# How far to catch offshore fish out of Galveston??



## Wizness (Jun 15, 2011)

Now I know there are threads about this for different species of fish on 2cool, but I would like to get into trolling and trying to head out further and would like to get a general idea of how far to go out of Galveston for these types of fish. Hopefully if there is a list of common offshore fish in one list it will help people in the future. Granted I personally don't have a big boat with twins but would like to get an idea of what might be possible. So how far do you think would you need to go out for the following and possibly about what water depth.

1. Snapper
2. Ling
3. Kingfish
4. Wahoo
5. Amberjack
6. Tuna (black/yellow etc.)
7. Anything else???


----------



## Angler 1 (Apr 27, 2005)

I added my 2 cents below



Wizness said:


> Now I know there are threads about this for different species of fish on 2cool, but I would like to get into trolling and trying to head out further and would like to get a general idea of how far to go out of Galveston for these types of fish. Hopefully if there is a list of common offshore fish in one list it will help people in the future. Granted I personally don't have a big boat with twins but would like to get an idea of what might be possible. So how far do you think would you need to go out for the following and possibly about what water depth.
> 
> 1. Snapper 12 nm plus
> 2. Ling beach front out
> ...


----------



## spectackler1 (Jun 28, 2005)

*Durado*

I've Caught Durado within 15nm a few times.


----------



## Jolly Roger (May 21, 2004)

1. Snapper
2. Ling
3. Kingfish
4. Wahoo
5. Amberjack
6. Tuna (black/yellow etc.)
7. Anything else???


use to catch snapper out of kayaks out of Galveston
Catch ling out of the surf at times, other times they can not be found
Kings are an infestation they are everywhere
Wahoo aprox 70 miles, get lucky at 50 miles at times
Amberjack aprox 70 miles get lucky and get some closer
Tuna, black 70 miles, yellow do not know
DoDos can be caught as close as a few miles when water right
grouper, 60+ miles
b-liners, same as AJs

My distances are SM


----------



## Wizness (Jun 15, 2011)

spectackler1 said:


> I've Caught Durado within 15nm a few times.

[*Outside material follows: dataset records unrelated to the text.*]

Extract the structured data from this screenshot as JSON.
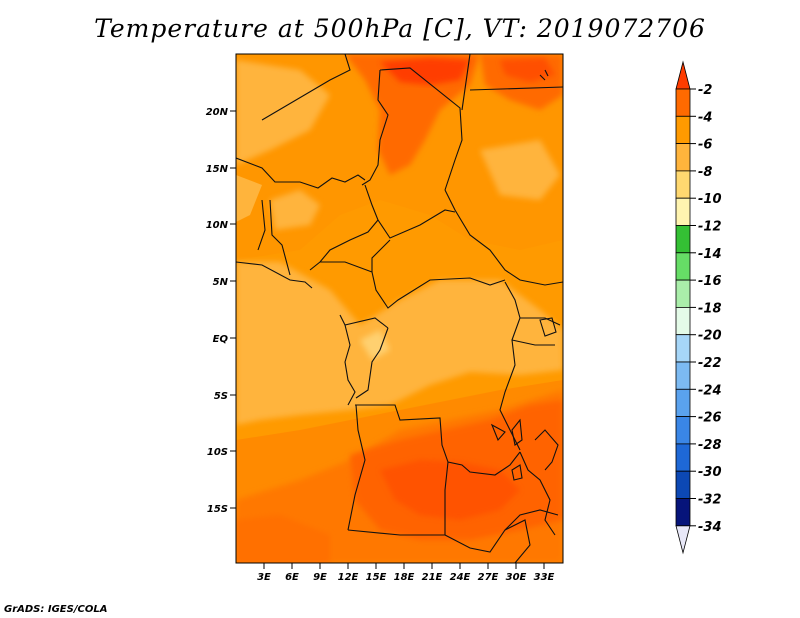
{
  "title": "Temperature at 500hPa [C], VT: 2019072706",
  "credit": "GrADS: IGES/COLA",
  "map": {
    "lat_ticks": [
      "20N",
      "15N",
      "10N",
      "5N",
      "EQ",
      "5S",
      "10S",
      "15S"
    ],
    "lon_ticks": [
      "3E",
      "6E",
      "9E",
      "12E",
      "15E",
      "18E",
      "21E",
      "24E",
      "27E",
      "30E",
      "33E"
    ]
  },
  "colorbar": {
    "labels": [
      "-2",
      "-4",
      "-6",
      "-8",
      "-10",
      "-12",
      "-14",
      "-16",
      "-18",
      "-20",
      "-22",
      "-24",
      "-26",
      "-28",
      "-30",
      "-32",
      "-34"
    ],
    "colors": [
      "#ff3c00",
      "#ff6a00",
      "#ff9a00",
      "#ffb43c",
      "#ffd870",
      "#fff4b0",
      "#34c034",
      "#66dd66",
      "#aaeeaa",
      "#e4fbe8",
      "#a6d6f8",
      "#7cbaf2",
      "#5aa2ee",
      "#3a86e6",
      "#1e68d6",
      "#0c48b4",
      "#06147a",
      "#e8e8f8"
    ]
  }
}
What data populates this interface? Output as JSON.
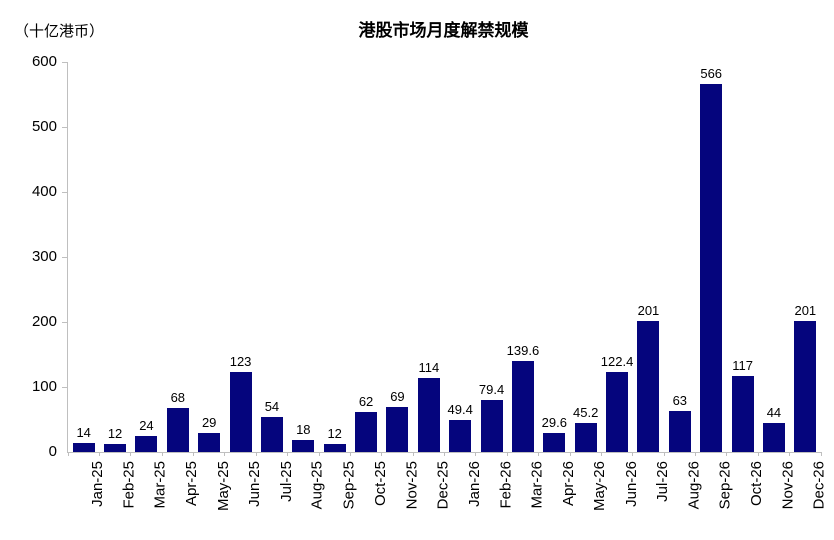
{
  "chart_data": {
    "type": "bar",
    "title": "港股市场月度解禁规模",
    "unit_label": "（十亿港币）",
    "categories": [
      "Jan-25",
      "Feb-25",
      "Mar-25",
      "Apr-25",
      "May-25",
      "Jun-25",
      "Jul-25",
      "Aug-25",
      "Sep-25",
      "Oct-25",
      "Nov-25",
      "Dec-25",
      "Jan-26",
      "Feb-26",
      "Mar-26",
      "Apr-26",
      "May-26",
      "Jun-26",
      "Jul-26",
      "Aug-26",
      "Sep-26",
      "Oct-26",
      "Nov-26",
      "Dec-26"
    ],
    "values": [
      14,
      12,
      24,
      68,
      29,
      123,
      54,
      18,
      12,
      62,
      69,
      114,
      49.4,
      79.4,
      139.6,
      29.6,
      45.2,
      122.4,
      201,
      63,
      566,
      117,
      44,
      201
    ],
    "value_labels": [
      "14",
      "12",
      "24",
      "68",
      "29",
      "123",
      "54",
      "18",
      "12",
      "62",
      "69",
      "114",
      "49.4",
      "79.4",
      "139.6",
      "29.6",
      "45.2",
      "122.4",
      "201",
      "63",
      "566",
      "117",
      "44",
      "201"
    ],
    "xlabel": "",
    "ylabel": "",
    "ylim": [
      0,
      600
    ],
    "ytick_step": 100,
    "ytick_labels": [
      "0",
      "100",
      "200",
      "300",
      "400",
      "500",
      "600"
    ],
    "grid": false,
    "legend_position": "none",
    "bar_color": "#05057d",
    "axis_color": "#bfbfbf",
    "text_color": "#000000"
  }
}
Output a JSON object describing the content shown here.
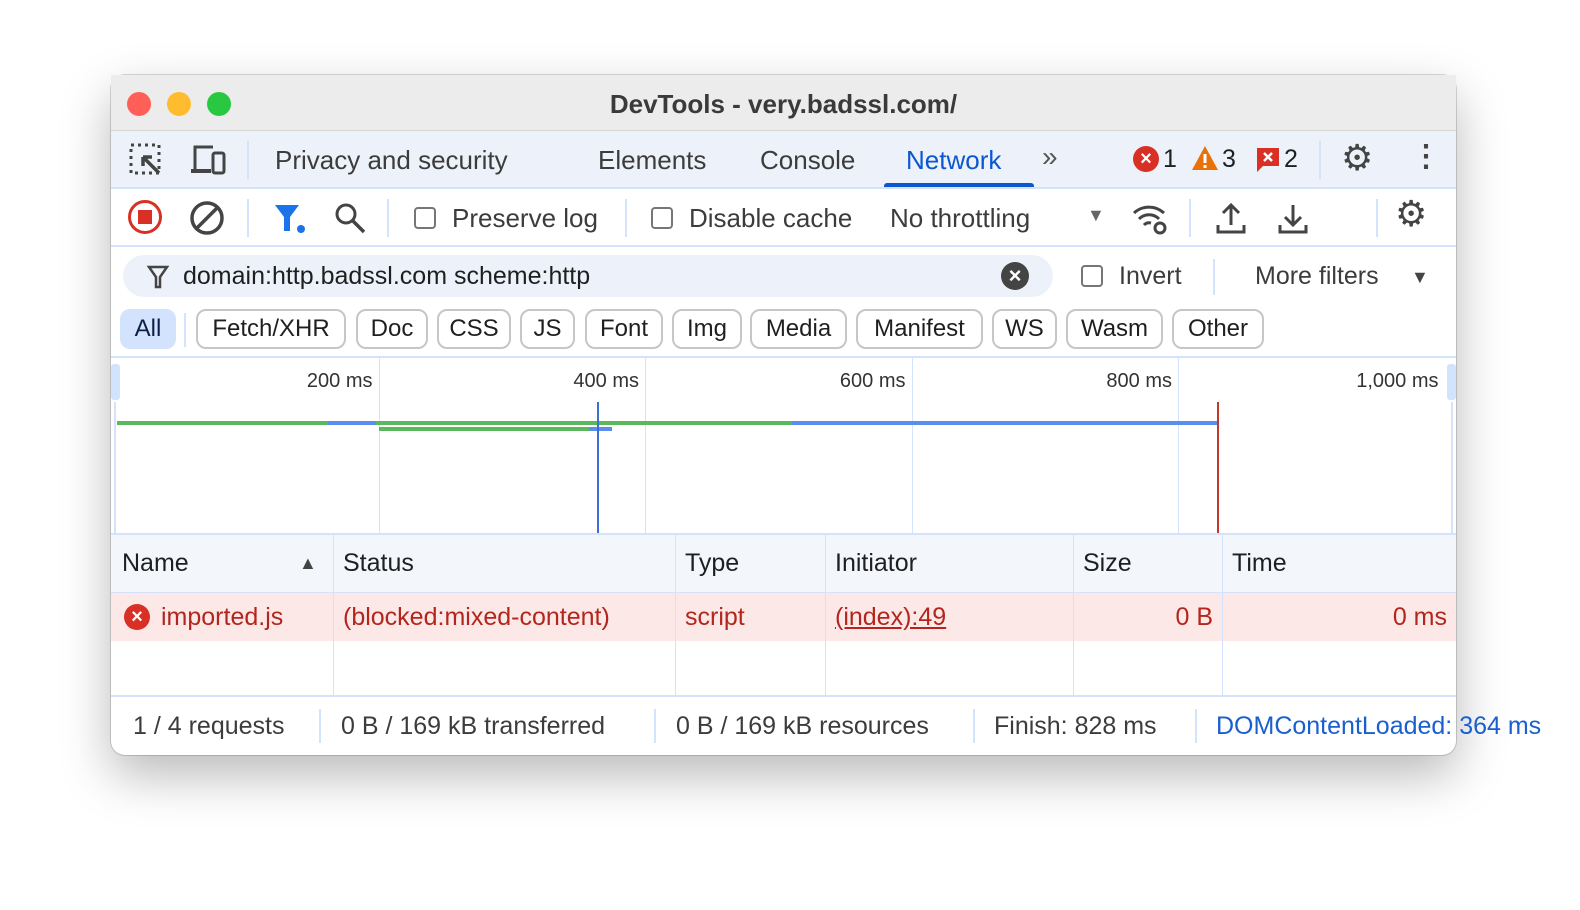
{
  "window": {
    "title": "DevTools - very.badssl.com/"
  },
  "tabs": {
    "items": [
      {
        "label": "Privacy and security"
      },
      {
        "label": "Elements"
      },
      {
        "label": "Console"
      },
      {
        "label": "Network"
      }
    ],
    "active": "Network",
    "errors": "1",
    "warnings": "3",
    "issues": "2"
  },
  "toolbar": {
    "preserve_log": "Preserve log",
    "disable_cache": "Disable cache",
    "throttling": "No throttling",
    "preserve_checked": false,
    "disable_checked": false
  },
  "filter": {
    "value": "domain:http.badssl.com scheme:http",
    "invert": "Invert",
    "more_filters": "More filters"
  },
  "types": [
    "All",
    "Fetch/XHR",
    "Doc",
    "CSS",
    "JS",
    "Font",
    "Img",
    "Media",
    "Manifest",
    "WS",
    "Wasm",
    "Other"
  ],
  "overview": {
    "ticks": [
      "200 ms",
      "400 ms",
      "600 ms",
      "800 ms",
      "1,000 ms"
    ],
    "dom_content_loaded_ms": 364,
    "load_ms": 829,
    "colors": {
      "dcl": "#3b6fd8",
      "load": "#c0392b",
      "green": "#5cb85c",
      "blue": "#5b8def"
    }
  },
  "table": {
    "headers": [
      "Name",
      "Status",
      "Type",
      "Initiator",
      "Size",
      "Time"
    ],
    "sort": "Name ascending",
    "rows": [
      {
        "name": "imported.js",
        "status": "(blocked:mixed-content)",
        "type": "script",
        "initiator": "(index):49",
        "size": "0 B",
        "time": "0 ms"
      }
    ]
  },
  "footer": {
    "requests": "1 / 4 requests",
    "transferred": "0 B / 169 kB transferred",
    "resources": "0 B / 169 kB resources",
    "finish": "Finish: 828 ms",
    "dcl": "DOMContentLoaded: 364 ms"
  }
}
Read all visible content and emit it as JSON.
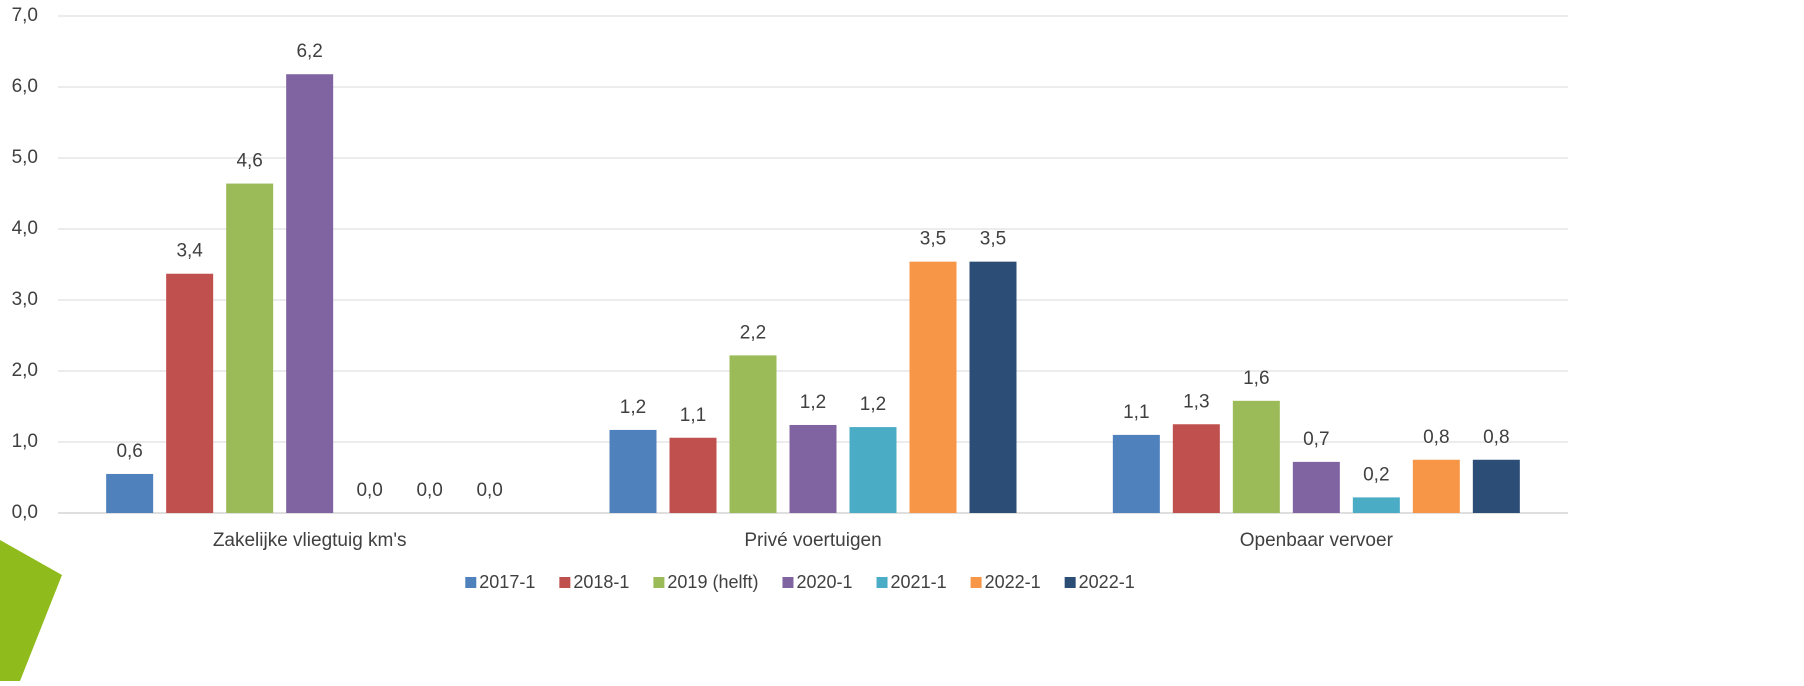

forgot to add dorado to the list. Thanks


----------



## TarponDude (Jun 27, 2012)

Agree with everything above.

Winter Snapper move in closer and can be had from the TPWD reefs(9nm) and maybe even the jetties.

When it gets balmy in the summer and the blue water moves in, it never hurts to use bigger tackle.

I got broken off by a 60-80lb wahoo at 35nm last summer while drifting for kingfish. Fought it for a while and then its body got on the 20lb mono.

I now have 12' 60lb leaders on everything.

It's like dressing for the job you want, not the job you have. Tackle for a bigger fish than you are "fishing for".


----------



## McDaniel8402 (Dec 7, 2011)

I fished a few of the short rigs last summer out of Galvez. Water depth was ~55-65 ft at ~12 miles or so from the end of the jetties. Saw a whole bunch of short cobia in the 30" range. Few sharks. Some spanish macks. Blue fish. Bunch o spade fish. A handful of small red snapper in the 10" range. You're better off making the run out of Freeport. Shorter run to get to nice water, especially if you're running a small boat and fuel is an issue.


----------



## jhua (May 13, 2011)

Jolly Roger said:


> 1. Snapper
> 2. Ling
> 3. Kingfish
> 4. Wahoo
> ...


didn't know snapper were that close! Caught em out of yaks in Freeport but not Galveston


----------



## PHINS (May 25, 2004)

I know it's rare but we caught a blue marlin 40 miles out of Freeport.


----------



## LayedBack1 (Jan 16, 2009)

Agree with most everything, except I didn't know there were any Red Snapper left. That they were extinct


----------



## snapperlicious (Aug 11, 2009)

Ive caught wahoo and ajs 30 miles out of gorda before. blackfin 40 plus yellowfin 70 plus but may get lucky closer in. everything else beachfront out.


----------